African business, politics and lifestyle
Madagascar: a slow-motion coup
It seems Madagascar’s slow-motion coup has at last come to a head with the removal of President Marc Ravalomanana, announced almost casually in a text message from one of his aides.
The change has been a long time coming — the first outbreaks of violence were in January — and it’s all rather different from what many would regard as the traditional African coup d’etat.
Over the years that has developed into a familiar formula — the dawn announcement from a little-known colonel on national radio, the setting up of a military council to restore order after the sins of the previous regime, and the vague promise of a return to democracy in due course. The ousted leader may well have been out of the country at the time. The new boys move quickly to consolidate power.

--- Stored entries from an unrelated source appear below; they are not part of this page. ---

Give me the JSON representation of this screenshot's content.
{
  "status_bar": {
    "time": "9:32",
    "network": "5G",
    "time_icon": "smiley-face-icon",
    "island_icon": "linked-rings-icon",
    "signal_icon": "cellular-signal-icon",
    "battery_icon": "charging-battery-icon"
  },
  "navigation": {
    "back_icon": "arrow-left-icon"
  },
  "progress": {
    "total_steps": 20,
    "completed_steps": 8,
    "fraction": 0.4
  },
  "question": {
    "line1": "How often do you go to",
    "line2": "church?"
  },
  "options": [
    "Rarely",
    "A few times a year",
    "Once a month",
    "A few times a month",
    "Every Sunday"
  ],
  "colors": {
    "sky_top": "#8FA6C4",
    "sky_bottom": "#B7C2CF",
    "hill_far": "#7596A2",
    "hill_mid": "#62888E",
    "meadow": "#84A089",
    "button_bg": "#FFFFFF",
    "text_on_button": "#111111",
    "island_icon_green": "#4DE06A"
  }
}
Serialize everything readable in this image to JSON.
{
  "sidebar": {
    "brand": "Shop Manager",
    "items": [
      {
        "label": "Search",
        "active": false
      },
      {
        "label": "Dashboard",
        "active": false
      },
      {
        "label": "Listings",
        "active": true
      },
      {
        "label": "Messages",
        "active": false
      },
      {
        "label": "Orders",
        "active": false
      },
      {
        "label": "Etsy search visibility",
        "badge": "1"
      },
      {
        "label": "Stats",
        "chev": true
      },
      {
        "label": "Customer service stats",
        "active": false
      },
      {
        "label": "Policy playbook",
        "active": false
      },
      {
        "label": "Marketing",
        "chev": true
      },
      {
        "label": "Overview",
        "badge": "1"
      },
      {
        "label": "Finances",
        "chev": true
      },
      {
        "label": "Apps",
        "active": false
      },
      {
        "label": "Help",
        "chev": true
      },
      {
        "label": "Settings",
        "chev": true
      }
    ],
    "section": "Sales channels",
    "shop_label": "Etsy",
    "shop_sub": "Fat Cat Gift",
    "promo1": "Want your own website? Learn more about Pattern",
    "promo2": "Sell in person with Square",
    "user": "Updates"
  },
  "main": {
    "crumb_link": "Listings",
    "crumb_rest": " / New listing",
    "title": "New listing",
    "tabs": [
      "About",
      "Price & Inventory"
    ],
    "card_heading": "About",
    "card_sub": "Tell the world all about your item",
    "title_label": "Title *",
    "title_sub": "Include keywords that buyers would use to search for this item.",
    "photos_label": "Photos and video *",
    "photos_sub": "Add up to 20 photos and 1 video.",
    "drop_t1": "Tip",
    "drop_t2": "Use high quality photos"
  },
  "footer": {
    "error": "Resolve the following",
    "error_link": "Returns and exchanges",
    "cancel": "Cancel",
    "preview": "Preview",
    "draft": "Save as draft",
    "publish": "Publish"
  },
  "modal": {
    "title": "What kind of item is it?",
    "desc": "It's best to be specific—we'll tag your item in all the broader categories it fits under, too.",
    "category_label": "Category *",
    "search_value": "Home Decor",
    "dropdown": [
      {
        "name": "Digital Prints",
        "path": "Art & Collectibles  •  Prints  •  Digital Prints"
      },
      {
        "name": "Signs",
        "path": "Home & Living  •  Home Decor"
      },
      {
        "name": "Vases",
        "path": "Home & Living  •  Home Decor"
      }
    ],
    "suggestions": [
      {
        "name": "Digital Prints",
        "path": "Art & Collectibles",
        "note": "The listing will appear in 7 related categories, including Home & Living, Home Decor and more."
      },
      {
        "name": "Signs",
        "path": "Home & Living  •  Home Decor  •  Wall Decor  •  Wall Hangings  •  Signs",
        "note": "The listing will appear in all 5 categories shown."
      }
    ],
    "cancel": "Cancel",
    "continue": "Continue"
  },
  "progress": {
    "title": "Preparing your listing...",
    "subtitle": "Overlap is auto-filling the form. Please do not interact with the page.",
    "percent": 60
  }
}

In its final stages, the Madagascar version has been a little slower. Troops announced that they had deployed tanks but initially did not show them on the streets. Soldiers stormed the presidential palace, but the president was not at home. The central bank was seized, but the colonel in command of that operation then announced he had no more orders for the time being.
There is a sense that this is the elite fighting amongst itself for control of an island rich in natural resources and it took a while for the opposition leader, Andry Rajoelina, to gather the support he needed, particularly from the military.
But although the timeline has seemed relaxed, some 135 people have died along the way. Even if the elephants fight slowly, the ants still get crushed.